Almanya Berlin, Köln ve Münih gibi büyük ve modern şehirlerinin dışından, birçok tarihi ve iyi korunmuş şehre ev sahipliği yapıyor. Ülkenin birçok eyaletinde günümüzden 500 hatta 1000 yıl önceki hallerini korumuş yapıları ve sokakları görüp gezebilirsiniz. İçlerinden yalnızca 5 tanesinden bahsedeceğimiz bu şehirler hem tarihi zenginlikleri hem de güzellikleriyle her yıl binlerce ziyaretçi çekiyorlar.
1.Goslar
Şehir Almanya'da, Aşağı Saksonya'da bulunuyor ve kuruluş tarihi 1009 yılına kadar gidiyor. Şehrin "Altstadt" yani eski şehir olarak bilinen kısmının büyük bir kısmı 12. yüzyılda inşa edilmiş. Yüzyıllar boyunca Alman ve daha sonra da Prusya krallarına dönemlik ev sahipliği yapan Goslar aynı zamanda Almanya'nın en eski hanlarından birine de ev sahipliği yapıyor.

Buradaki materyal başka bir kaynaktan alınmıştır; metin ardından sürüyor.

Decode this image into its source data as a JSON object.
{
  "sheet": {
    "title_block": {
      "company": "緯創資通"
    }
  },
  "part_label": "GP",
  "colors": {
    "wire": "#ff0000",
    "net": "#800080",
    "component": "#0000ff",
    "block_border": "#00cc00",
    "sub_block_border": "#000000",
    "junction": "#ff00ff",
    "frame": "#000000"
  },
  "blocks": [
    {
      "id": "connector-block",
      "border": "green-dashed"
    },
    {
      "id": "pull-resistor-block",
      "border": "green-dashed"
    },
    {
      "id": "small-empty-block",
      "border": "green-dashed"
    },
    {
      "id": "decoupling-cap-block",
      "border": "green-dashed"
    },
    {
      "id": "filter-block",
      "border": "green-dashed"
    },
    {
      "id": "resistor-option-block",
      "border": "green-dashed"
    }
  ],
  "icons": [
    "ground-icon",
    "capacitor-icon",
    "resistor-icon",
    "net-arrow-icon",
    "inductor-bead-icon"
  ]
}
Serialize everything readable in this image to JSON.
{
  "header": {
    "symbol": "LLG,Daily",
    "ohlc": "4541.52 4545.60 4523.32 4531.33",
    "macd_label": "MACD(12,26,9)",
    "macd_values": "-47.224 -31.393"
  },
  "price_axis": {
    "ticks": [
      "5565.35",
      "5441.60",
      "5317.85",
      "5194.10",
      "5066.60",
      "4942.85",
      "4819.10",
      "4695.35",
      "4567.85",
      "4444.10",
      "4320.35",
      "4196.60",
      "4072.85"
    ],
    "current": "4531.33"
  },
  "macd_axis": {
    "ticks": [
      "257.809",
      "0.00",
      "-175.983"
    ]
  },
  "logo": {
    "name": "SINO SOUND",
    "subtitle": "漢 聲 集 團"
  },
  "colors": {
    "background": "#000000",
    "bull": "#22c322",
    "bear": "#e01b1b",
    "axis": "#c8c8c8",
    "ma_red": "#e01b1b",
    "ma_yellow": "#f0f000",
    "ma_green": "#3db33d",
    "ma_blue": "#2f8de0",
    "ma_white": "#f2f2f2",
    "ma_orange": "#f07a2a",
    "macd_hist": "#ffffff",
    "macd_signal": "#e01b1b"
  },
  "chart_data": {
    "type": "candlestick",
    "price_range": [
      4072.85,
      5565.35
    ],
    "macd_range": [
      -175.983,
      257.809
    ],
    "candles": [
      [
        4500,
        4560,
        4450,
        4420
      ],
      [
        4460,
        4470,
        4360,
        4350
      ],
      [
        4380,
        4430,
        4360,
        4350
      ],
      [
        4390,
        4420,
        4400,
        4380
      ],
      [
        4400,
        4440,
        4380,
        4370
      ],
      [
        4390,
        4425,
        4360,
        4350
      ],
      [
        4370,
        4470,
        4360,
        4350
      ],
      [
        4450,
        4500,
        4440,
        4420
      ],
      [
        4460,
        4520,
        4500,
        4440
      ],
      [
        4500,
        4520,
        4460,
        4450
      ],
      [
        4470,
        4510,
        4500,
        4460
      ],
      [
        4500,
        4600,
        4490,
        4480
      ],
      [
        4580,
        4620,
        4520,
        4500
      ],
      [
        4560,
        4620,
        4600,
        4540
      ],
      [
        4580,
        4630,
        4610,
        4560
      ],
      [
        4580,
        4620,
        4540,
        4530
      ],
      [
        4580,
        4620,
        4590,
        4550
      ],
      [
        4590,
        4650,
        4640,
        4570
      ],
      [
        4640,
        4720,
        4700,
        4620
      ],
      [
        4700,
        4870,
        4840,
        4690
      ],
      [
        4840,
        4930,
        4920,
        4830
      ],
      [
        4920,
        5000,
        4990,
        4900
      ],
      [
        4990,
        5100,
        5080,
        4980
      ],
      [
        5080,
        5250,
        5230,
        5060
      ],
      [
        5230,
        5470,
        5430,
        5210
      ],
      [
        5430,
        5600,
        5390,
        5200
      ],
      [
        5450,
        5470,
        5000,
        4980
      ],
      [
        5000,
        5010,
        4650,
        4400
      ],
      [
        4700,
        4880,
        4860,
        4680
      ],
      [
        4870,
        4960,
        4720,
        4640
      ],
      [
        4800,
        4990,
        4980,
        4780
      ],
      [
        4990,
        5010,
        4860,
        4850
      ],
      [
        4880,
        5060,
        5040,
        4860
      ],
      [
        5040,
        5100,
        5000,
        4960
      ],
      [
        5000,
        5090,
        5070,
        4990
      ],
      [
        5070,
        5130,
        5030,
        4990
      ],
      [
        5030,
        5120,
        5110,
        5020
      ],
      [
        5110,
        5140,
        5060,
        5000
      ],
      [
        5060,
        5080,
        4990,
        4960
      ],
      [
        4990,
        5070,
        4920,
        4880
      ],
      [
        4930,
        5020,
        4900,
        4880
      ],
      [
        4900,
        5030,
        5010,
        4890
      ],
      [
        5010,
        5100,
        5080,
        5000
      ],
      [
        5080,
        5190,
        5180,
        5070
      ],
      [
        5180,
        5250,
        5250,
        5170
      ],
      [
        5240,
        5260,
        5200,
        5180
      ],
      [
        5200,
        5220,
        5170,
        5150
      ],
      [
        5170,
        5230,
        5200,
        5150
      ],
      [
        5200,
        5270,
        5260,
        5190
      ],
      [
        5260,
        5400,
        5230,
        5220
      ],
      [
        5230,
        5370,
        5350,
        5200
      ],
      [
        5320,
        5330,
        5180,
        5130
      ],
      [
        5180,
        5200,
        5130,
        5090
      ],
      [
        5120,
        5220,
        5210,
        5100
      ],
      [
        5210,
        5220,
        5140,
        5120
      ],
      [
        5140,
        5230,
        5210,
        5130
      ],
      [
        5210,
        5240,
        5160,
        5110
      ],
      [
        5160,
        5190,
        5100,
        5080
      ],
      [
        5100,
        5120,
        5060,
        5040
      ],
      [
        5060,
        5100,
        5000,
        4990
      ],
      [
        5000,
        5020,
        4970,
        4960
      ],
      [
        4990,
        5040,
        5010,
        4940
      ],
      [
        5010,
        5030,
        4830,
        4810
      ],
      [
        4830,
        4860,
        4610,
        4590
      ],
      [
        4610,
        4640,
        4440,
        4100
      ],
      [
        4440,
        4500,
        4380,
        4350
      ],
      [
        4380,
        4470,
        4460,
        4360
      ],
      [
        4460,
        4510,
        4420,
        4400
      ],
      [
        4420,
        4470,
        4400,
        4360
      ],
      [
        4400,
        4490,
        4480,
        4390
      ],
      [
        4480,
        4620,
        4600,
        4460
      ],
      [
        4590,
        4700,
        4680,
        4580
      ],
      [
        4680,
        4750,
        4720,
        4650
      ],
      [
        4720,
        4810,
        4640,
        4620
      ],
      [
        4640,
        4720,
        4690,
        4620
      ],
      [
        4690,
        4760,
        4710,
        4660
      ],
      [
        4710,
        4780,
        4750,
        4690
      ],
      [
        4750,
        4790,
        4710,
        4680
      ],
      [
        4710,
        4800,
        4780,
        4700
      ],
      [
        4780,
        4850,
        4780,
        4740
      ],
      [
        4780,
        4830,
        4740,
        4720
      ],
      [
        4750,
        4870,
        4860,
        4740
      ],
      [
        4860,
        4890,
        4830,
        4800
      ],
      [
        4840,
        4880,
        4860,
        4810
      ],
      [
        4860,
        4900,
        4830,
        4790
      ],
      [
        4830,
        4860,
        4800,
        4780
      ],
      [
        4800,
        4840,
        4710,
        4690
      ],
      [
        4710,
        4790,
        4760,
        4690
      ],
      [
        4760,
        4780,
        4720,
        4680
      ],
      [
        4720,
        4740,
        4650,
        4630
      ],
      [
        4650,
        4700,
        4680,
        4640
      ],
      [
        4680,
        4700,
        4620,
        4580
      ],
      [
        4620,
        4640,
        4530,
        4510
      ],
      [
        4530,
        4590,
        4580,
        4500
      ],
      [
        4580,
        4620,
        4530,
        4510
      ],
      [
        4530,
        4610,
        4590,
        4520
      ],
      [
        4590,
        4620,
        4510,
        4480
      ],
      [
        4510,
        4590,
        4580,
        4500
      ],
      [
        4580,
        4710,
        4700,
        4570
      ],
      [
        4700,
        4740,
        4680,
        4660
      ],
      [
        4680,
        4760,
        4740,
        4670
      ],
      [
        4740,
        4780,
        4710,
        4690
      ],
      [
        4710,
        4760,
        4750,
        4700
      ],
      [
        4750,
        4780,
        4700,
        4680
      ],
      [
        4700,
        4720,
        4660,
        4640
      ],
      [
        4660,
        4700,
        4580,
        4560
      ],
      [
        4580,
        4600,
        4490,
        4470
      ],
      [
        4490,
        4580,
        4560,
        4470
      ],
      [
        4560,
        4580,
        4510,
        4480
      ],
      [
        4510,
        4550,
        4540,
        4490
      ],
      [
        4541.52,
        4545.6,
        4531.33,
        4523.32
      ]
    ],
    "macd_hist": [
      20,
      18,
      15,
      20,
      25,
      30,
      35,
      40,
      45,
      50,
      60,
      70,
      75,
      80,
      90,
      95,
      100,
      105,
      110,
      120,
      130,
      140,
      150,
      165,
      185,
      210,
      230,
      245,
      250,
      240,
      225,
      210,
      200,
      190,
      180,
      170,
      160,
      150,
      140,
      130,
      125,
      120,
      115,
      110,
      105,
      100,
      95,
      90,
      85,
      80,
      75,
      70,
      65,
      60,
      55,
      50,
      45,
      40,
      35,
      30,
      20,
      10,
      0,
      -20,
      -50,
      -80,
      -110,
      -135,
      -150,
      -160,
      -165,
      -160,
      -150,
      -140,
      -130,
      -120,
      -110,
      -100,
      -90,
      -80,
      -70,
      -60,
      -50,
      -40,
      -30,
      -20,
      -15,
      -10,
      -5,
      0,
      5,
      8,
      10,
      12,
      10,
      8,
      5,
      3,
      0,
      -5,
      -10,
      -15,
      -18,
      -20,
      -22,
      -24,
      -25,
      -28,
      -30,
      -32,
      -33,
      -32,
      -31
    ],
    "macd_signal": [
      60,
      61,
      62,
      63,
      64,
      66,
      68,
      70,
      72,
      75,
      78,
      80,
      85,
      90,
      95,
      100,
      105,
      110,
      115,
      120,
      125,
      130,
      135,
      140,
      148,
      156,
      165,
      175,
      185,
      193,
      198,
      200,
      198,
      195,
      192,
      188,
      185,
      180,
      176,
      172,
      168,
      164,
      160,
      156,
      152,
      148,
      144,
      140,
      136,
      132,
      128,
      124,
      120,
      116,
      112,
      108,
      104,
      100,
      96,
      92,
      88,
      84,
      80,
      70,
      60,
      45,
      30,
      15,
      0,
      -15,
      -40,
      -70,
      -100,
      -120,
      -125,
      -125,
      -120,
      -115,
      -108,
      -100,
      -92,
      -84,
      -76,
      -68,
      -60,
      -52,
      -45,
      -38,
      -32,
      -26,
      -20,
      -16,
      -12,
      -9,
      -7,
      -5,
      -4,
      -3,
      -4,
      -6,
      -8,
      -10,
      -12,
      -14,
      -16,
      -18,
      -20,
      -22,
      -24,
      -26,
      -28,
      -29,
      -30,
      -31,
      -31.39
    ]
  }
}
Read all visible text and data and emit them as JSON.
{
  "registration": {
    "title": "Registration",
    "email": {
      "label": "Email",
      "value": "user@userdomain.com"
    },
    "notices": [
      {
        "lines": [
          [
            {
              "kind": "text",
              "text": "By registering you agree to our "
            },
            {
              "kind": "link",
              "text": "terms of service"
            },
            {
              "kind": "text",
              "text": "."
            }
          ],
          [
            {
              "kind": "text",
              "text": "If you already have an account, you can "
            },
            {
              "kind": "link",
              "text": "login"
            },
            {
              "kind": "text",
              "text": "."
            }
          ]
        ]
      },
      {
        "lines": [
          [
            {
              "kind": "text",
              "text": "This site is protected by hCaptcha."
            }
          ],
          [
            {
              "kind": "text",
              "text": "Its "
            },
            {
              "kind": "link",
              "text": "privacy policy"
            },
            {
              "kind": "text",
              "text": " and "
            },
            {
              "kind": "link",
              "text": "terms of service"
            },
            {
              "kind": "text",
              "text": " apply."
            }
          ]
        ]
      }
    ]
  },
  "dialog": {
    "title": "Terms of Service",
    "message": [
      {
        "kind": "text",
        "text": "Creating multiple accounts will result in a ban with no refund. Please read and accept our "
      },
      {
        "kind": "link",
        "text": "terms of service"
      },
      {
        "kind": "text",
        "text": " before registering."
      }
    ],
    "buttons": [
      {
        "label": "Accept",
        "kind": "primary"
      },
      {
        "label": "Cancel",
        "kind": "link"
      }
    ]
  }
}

Bahsettiğimiz bu han 20. yüzyılın sonlarına kadar huzur evi olarak kullanılmış olsa da, günümüzde küçük dükkanlara ev sahipliği yapıyor. Goslar'da aynı zamanda, ünlü teknoloji firması Siemens'in, 1692 yılında inşa edilmiş aile evleri bulunuyor. Siemens ailesi her 3 yılda bir bu evde aile buluşmalarını hala gerçekleştiriyorlar. Şehrin tarihi bölümü ve şehrin yakınında bulunan Rammelsberg madenleri UNESCO'nun dünya mirası listesinde yer alıyor.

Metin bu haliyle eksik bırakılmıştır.